As the debt collectors close in, Calhoun once again shirks his responsibilities, making his way onto the trembling Republic three-master. As the only black teammate aboard a slave ship bound for the West Coast of Africa, what ensues is Calhoun’s battle to stay alive.
Middle Passage is both a philosophical odyssey and a swashbuckling page-turner. Like any great adventure story, the crew aboard the Republic are legendary and haggard, fearless and terrifying, and Calhoun is our guide through it all.
This novel has it all: swaths of blackmail, double-crossing, mutiny and allegiances, bridge-breaking storms and sky-grazing waves, lost and desired loves, and gallons and gallons of rum. Johnson’s prose is exceptional: a tightrope walk of the best and the worst of which humanity is capable. The unrelenting attention given to depicting life aboard the République – in all its smells, sounds, sights, tastes and textures – simultaneously draws the reader in as much as it repels them in visceral disgust. And yet, Johnson’s prose is nothing short of sublime.

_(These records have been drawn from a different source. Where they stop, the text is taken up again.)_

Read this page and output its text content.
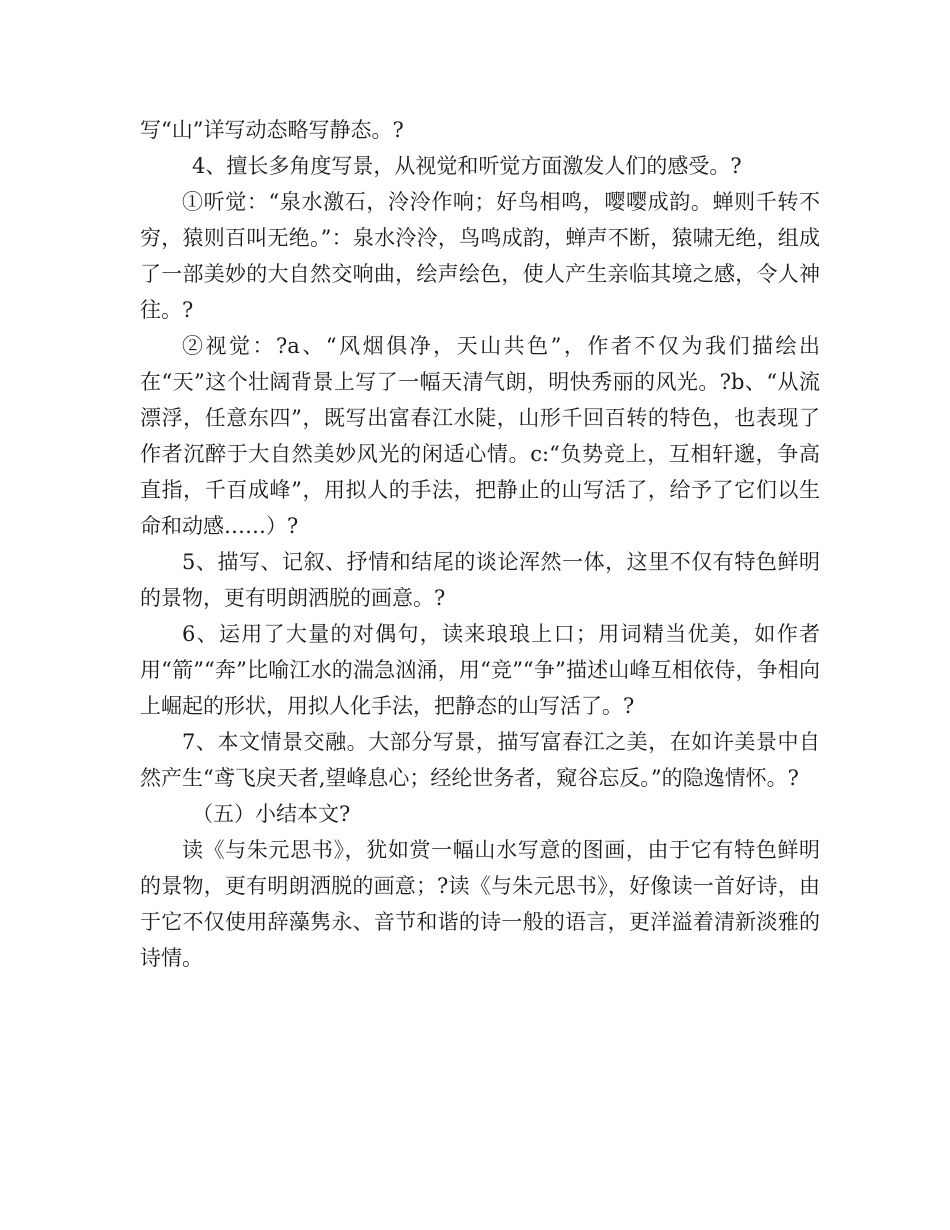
写“山”详写动态略写静态。?

4、擅长多角度写景，从视觉和听觉方面激发人们的感受。?

①听觉：“泉水激石，泠泠作响；好鸟相鸣，嘤嘤成韵。蝉则千转不穷，猿则百叫无绝。”：泉水泠泠，鸟鸣成韵，蝉声不断，猿啸无绝，组成了一部美妙的大自然交响曲，绘声绘色，使人产生亲临其境之感，令人神往。?

②视觉：?a、“风烟俱净，天山共色”，作者不仅为我们描绘出在“天”这个壮阔背景上写了一幅天清气朗，明快秀丽的风光。?b、“从流漂浮，任意东四”，既写出富春江水陡，山形千回百转的特色，也表现了作者沉醉于大自然美妙风光的闲适心情。c:“负势竞上，互相轩邈，争高直指，千百成峰”，用拟人的手法，把静止的山写活了，给予了它们以生命和动感……）?

5、描写、记叙、抒情和结尾的谈论浑然一体，这里不仅有特色鲜明的景物，更有明朗洒脱的画意。?

6、运用了大量的对偶句，读来琅琅上口；用词精当优美，如作者用“箭”“奔”比喻江水的湍急汹涌，用“竞”“争”描述山峰互相依侍，争相向上崛起的形状，用拟人化手法，把静态的山写活了。?

7、本文情景交融。大部分写景，描写富春江之美，在如许美景中自然产生“鸢飞戾天者,望峰息心；经纶世务者，窥谷忘反。”的隐逸情怀。?

（五）小结本文?

读《与朱元思书》，犹如赏一幅山水写意的图画，由于它有特色鲜明的景物，更有明朗洒脱的画意；?读《与朱元思书》，好像读一首好诗，由于它不仅使用辞藻隽永、音节和谐的诗一般的语言，更洋溢着清新淡雅的诗情。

Through Rutherford Calhoun’s journey, Johnson examines the place newly freed slaves held in 19th-century America, particularly as modern capitalism accelerated. Middle Passage surpasses the most notable adventure novels in its study of the human condition, but without compromising the self-indulgent heroism and dangers that instill in readers the need to find out what happens next.